If you can only get access to the canned beans, just make sure that you give it a good rinse before cooking them so as to wash the excess sodium it contains. Too much sodium is not good for pregnant women; and you will be hearing a lot of this lecture from your physician as you progress to your second and third trimester.

Eggs

Eggs are a staple in every American breakfast. They can be good for you, or bad for you, depending on where the eggs came from. They are packed with vitamins and nutrients that your body needs. It also gives you the protein and amino acids that your baby requires. The best part about this is eggs are also a very versatile. You can scramble, boil, poach, or cook them however you like.
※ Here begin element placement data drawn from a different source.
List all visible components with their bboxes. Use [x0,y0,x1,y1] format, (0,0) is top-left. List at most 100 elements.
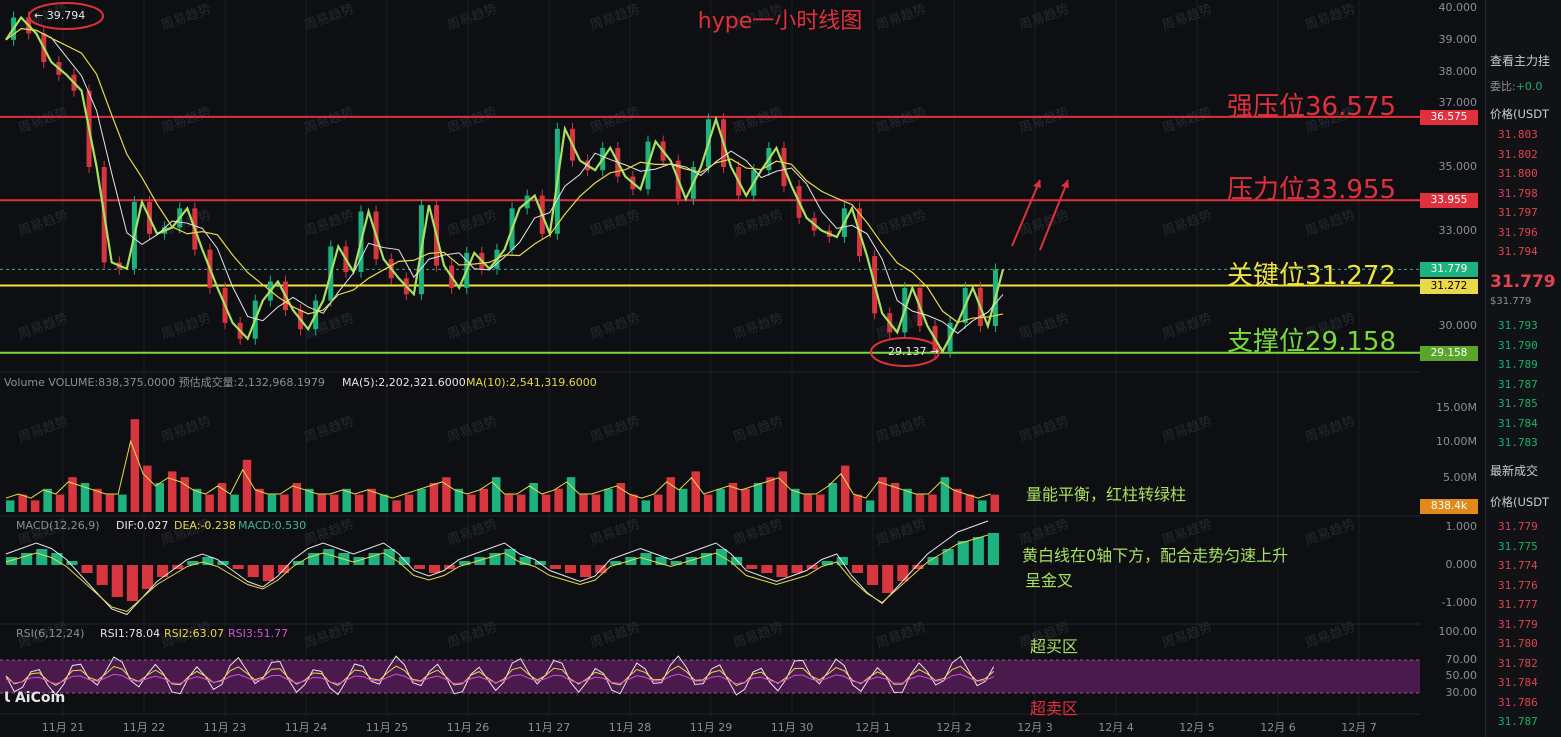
ask-price: 31.803 [1498,128,1538,141]
watermark: 周易趋势 [1160,104,1214,137]
volume-bar [965,494,975,512]
rsi-line-3 [5,673,994,685]
watermark: 周易趋势 [1017,207,1071,240]
macd-bar [519,557,531,565]
volume-bar [915,494,925,512]
volume-bar [168,471,177,512]
volume-bar [118,494,127,512]
watermark: 周易趋势 [302,516,356,549]
macd-bar [851,565,864,573]
x-tick: 12月 6 [1260,721,1296,734]
trade-price: 31.784 [1498,676,1538,689]
main-force-title[interactable]: 查看主力挂 [1490,54,1551,68]
zigzag-trend-line [5,15,1005,354]
bid-price: 31.783 [1498,436,1538,449]
watermark: 周易趋势 [588,516,642,549]
volume-bar [467,494,476,512]
macd-bar [428,565,441,573]
watermark: 周易趋势 [1160,310,1214,343]
price-label-pill: 31.272 [1420,278,1478,294]
macd-bar [6,557,18,565]
volume-bar [143,465,152,512]
watermark: 周易趋势 [445,207,499,240]
macd-bar [564,565,577,573]
watermark: 周易趋势 [1303,1,1357,34]
volume-bar [928,494,937,512]
bid-price: 31.784 [1498,416,1538,430]
watermark: 周易趋势 [159,413,213,446]
watermark: 周易趋势 [731,104,785,137]
volume-bar [865,500,875,512]
volume-bar [616,483,626,512]
macd-bar [66,561,78,565]
macd-bar [610,561,622,565]
volume-bar [716,488,725,512]
rsi-oversold: 超卖区 [1030,699,1078,718]
volume-bar [803,494,813,512]
watermark: 周易趋势 [588,310,642,343]
macd-bar [882,565,894,593]
macd-dea: DEA:-0.238 [174,519,236,532]
volume-bar [30,500,40,512]
price-tick: 38.000 [1438,64,1478,78]
x-tick: 12月 5 [1179,721,1215,734]
trade-price: 31.779 [1498,617,1538,631]
watermark: 周易趋势 [874,104,928,137]
chart-canvas[interactable]: 周易趋势 周易趋势 周易趋势 周易趋势 周易趋势 周易趋势 周易趋势 周易趋势 周易趋势 周易趋势… [0,0,1420,737]
volume-bar [516,494,526,512]
ma-fast-line [5,28,1004,335]
x-tick: 11月 21 [42,721,85,734]
volume-bar [93,488,102,512]
macd-bar [897,565,909,581]
rsi-tick: 30.00 [1445,686,1478,699]
high-marker-circle [28,2,104,30]
x-tick: 12月 3 [1017,721,1053,734]
price-tick: 30.000 [1438,319,1478,332]
x-tick: 11月 29 [690,721,733,734]
trade-price: 31.779 [1498,520,1538,533]
price-tick: 40.000 [1438,1,1478,14]
level-label-强压位: 强压位36.575 [1227,92,1396,122]
volume-bar [442,477,451,512]
watermark: 周易趋势 [1017,516,1071,549]
volume-bar [728,483,738,512]
volume-bar [217,483,227,512]
last-price-usd: $31.779 [1490,296,1532,307]
volume-bar [890,483,900,512]
watermark: 周易趋势 [874,516,928,549]
x-tick: 11月 23 [204,721,247,734]
price-tick: 33.000 [1438,223,1478,237]
volume-bar [429,483,439,512]
volume-note: 量能平衡，红柱转绿柱 [1026,485,1186,504]
price-label-pill: 31.779 [1420,262,1478,278]
x-tick: 11月 26 [447,721,490,734]
volume-bar [840,465,850,512]
macd-bar [987,533,999,565]
watermark: 周易趋势 [1303,516,1357,549]
macd-bar [972,537,984,565]
level-label-关键位: 关键位31.272 [1227,261,1396,291]
macd-dea-line [5,534,989,613]
trade-price: 31.775 [1498,539,1538,553]
watermark: 周易趋势 [16,413,70,446]
macd-value: MACD:0.530 [238,519,306,532]
macd-bar [580,565,592,577]
macd-bar [111,565,123,597]
trades-title[interactable]: 最新成交 [1490,464,1539,478]
high-marker-label: ← 39.794 [34,9,85,22]
macd-bar [942,549,954,565]
volume-bar [6,500,15,512]
watermark: 周易趋势 [1017,310,1071,343]
trade-price: 31.787 [1498,715,1538,728]
macd-bar [867,565,879,585]
macd-bar [262,565,274,581]
macd-bar [474,557,486,565]
watermark: 周易趋势 [445,1,499,34]
watermark: 周易趋势 [588,207,642,240]
macd-bar [700,553,712,565]
volume-bar [242,459,252,512]
macd-bar [791,565,803,573]
macd-bar [368,553,380,565]
volume-bar [604,488,613,512]
macd-bar [655,557,667,565]
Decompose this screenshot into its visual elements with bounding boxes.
One good tip to remember is to make sure you’re using farm grown, fresh, organic eggs. Most eggs sold today are cheaper and produced in a chicken factory wherein mother hens are injected with hormones to lay more eggs than they should. Yes, going organic is a little pricey, but getting nothing but the best for your child is a must.

Non-Fat Milk and Yogurt

Protein and calcium is very important especially on your second and third trimester. As your baby grows, it will demand more calcium, and when you have nothing more to give, your body will literally get the calcium from your teeth and bones to supply it to your unborn child – resulting in brittle bones and teeth, and we don’t want that.

Getting extra calcium not only protects your own health but adds the to the nutrition your growing baby needs. Non-fat milk is preferable as it contains less to no fat. It may not be as delicious as your whole milk, but drinking non-fat prevents you from gaining more weight that you should.